02.12.2009 RICERCA: l’ingresso nella pubertà inizia nel sonno
Da: Ricerca
L`ingresso nella pubertà `inizia nel sonno`: infatti nei bambini intorno agli 11-12 anni si verificano cambiamenti nell`orario in cui si va a dormire, nonchè nella durata del sonno che precedono i cambiamenti fisici associati all`esordio della pubertà; è come se il sonno che cambia fosse un segnale precoce che avverte che il bambino sta entrando nel `tempo delle mele`. Lo rivela uno studio condotto da Avi Sadeh, dell`università di Tel Aviv in Israele pubblicato sulla rivista Sleep. Gli esperti hanno tenuto sotto osservazione per due anni un gruppo di bambini di 10-11 anni, in tutto 94 (41 maschi e 53 femmine). E` emerso che i ritmi sonno/veglia vanno incontro a una significativa riorganizzazione prima dell`adolescenza; i principali cambiamenti sono uno spostamento in avanti del sonno di circa 50 minuti (ovvero si va a letto 50 minuti più tardi ma si tende anche a svegliarsi più tardi) e un tempo del sonno significativamente ridotto di 37 minuti in media. Si riscontrano anche ritmi irregolari del sonno, con la maggiore facilità del bambino che sta per divenire adolescente a dormire poco senza risentirne troppo. Secondo gli psicologi i risultati suggeriscono che i cambiamenti neurocomportamentali associati alla pubertà potrebbero essere riconosciuti più precocemente in cambiamenti dell`organizzazione del sonno che non nelle trasformazioni del corpo tipiche della pubertà.

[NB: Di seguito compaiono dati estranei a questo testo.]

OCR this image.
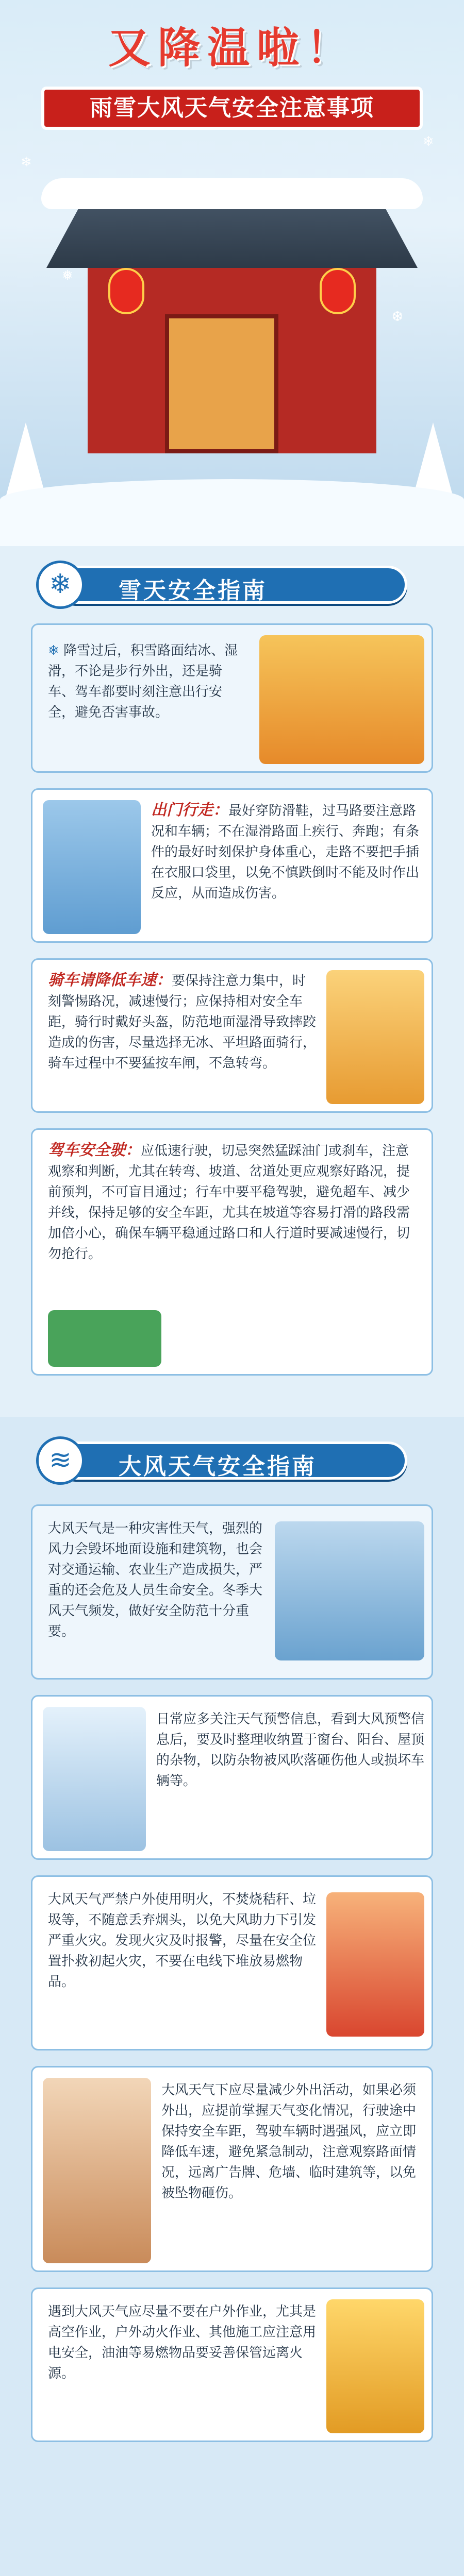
❄
❄
❅
❆
又降温啦！
雨雪大风天气安全注意事项
❄	雪天安全指南

❄ 降雪过后，积雪路面结冰、湿滑，不论是步行外出，还是骑车、驾车都要时刻注意出行安全，避免否害事故。

出门行走：最好穿防滑鞋，过马路要注意路况和车辆；不在湿滑路面上疾行、奔跑；有条件的最好时刻保护身体重心，走路不要把手插在衣服口袋里，以免不慎跌倒时不能及时作出反应，从而造成伤害。

骑车请降低车速：要保持注意力集中，时刻警惕路况，减速慢行；应保持相对安全车距，骑行时戴好头盔，防范地面湿滑导致摔跤造成的伤害，尽量选择无冰、平坦路面骑行，骑车过程中不要猛按车闸，不急转弯。

驾车安全驶：应低速行驶，切忌突然猛踩油门或刹车，注意观察和判断，尤其在转弯、坡道、岔道处更应观察好路况，提前预判，不可盲目通过；行车中要平稳驾驶，避免超车、减少并线，保持足够的安全车距，尤其在坡道等容易打滑的路段需加倍小心，确保车辆平稳通过路口和人行道时要减速慢行，切勿抢行。

≋	大风天气安全指南

大风天气是一种灾害性天气，强烈的风力会毁坏地面设施和建筑物，也会对交通运输、农业生产造成损失，严重的还会危及人员生命安全。冬季大风天气频发，做好安全防范十分重要。

日常应多关注天气预警信息，看到大风预警信息后，要及时整理收纳置于窗台、阳台、屋顶的杂物，以防杂物被风吹落砸伤他人或损坏车辆等。

大风天气严禁户外使用明火，不焚烧秸秆、垃圾等，不随意丢弃烟头，以免大风助力下引发严重火灾。发现火灾及时报警，尽量在安全位置扑救初起火灾，不要在电线下堆放易燃物品。

大风天气下应尽量减少外出活动，如果必须外出，应提前掌握天气变化情况，行驶途中保持安全车距，驾驶车辆时遇强风，应立即降低车速，避免紧急制动，注意观察路面情况，远离广告牌、危墙、临时建筑等，以免被坠物砸伤。

遇到大风天气应尽量不要在户外作业，尤其是高空作业，户外动火作业、其他施工应注意用电安全，油油等易燃物品要妥善保管远离火源。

02.12.2009 RICERCA: i globuli bianchi diventano più resistenti con l`esercizio fisico
Da: Ricerca
L`esercizio fisico contrasta l`insorgenza di malattie cardiache e combatte l`insorgenza dei tumori: una nuova ricerca condotta da un gruppo di ricercatori dell`Università del Saarland in Homburg (Germania) dimostra che tutto dipende dal vigore che con lo sport guadagnano le singole cellule. Lo studio, condotto da Ulrich Laufs, verrà pubblicato sul prossimo numero di Circulation. I ricercatori hanno analizzato i globuli bianchi di un gruppo di sportivi tedeschi che praticavano abitualmente esercizi di resistenza scoprendo che i telomeri dei loro globuli bianchi - ovvero le sequenze di Dna che proteggono le estremità dei cromosomi, e quindi l`integrità della cellula - erano più lunghi. Ogni volta che una cellula si divide, spiegano i ricercatori, i telomeri si accorciano, e quando diventano troppo brevi la cellula smette di dividersi e muore. Telomeri più lunghi significa quindi cellule più in forma e dalla vita più lunga: `Questo studio - conclude Ulrich Laufs, che ha guidato la ricerca - e` la prova diretta di un effetto anti-age dell`esercizio fisico`.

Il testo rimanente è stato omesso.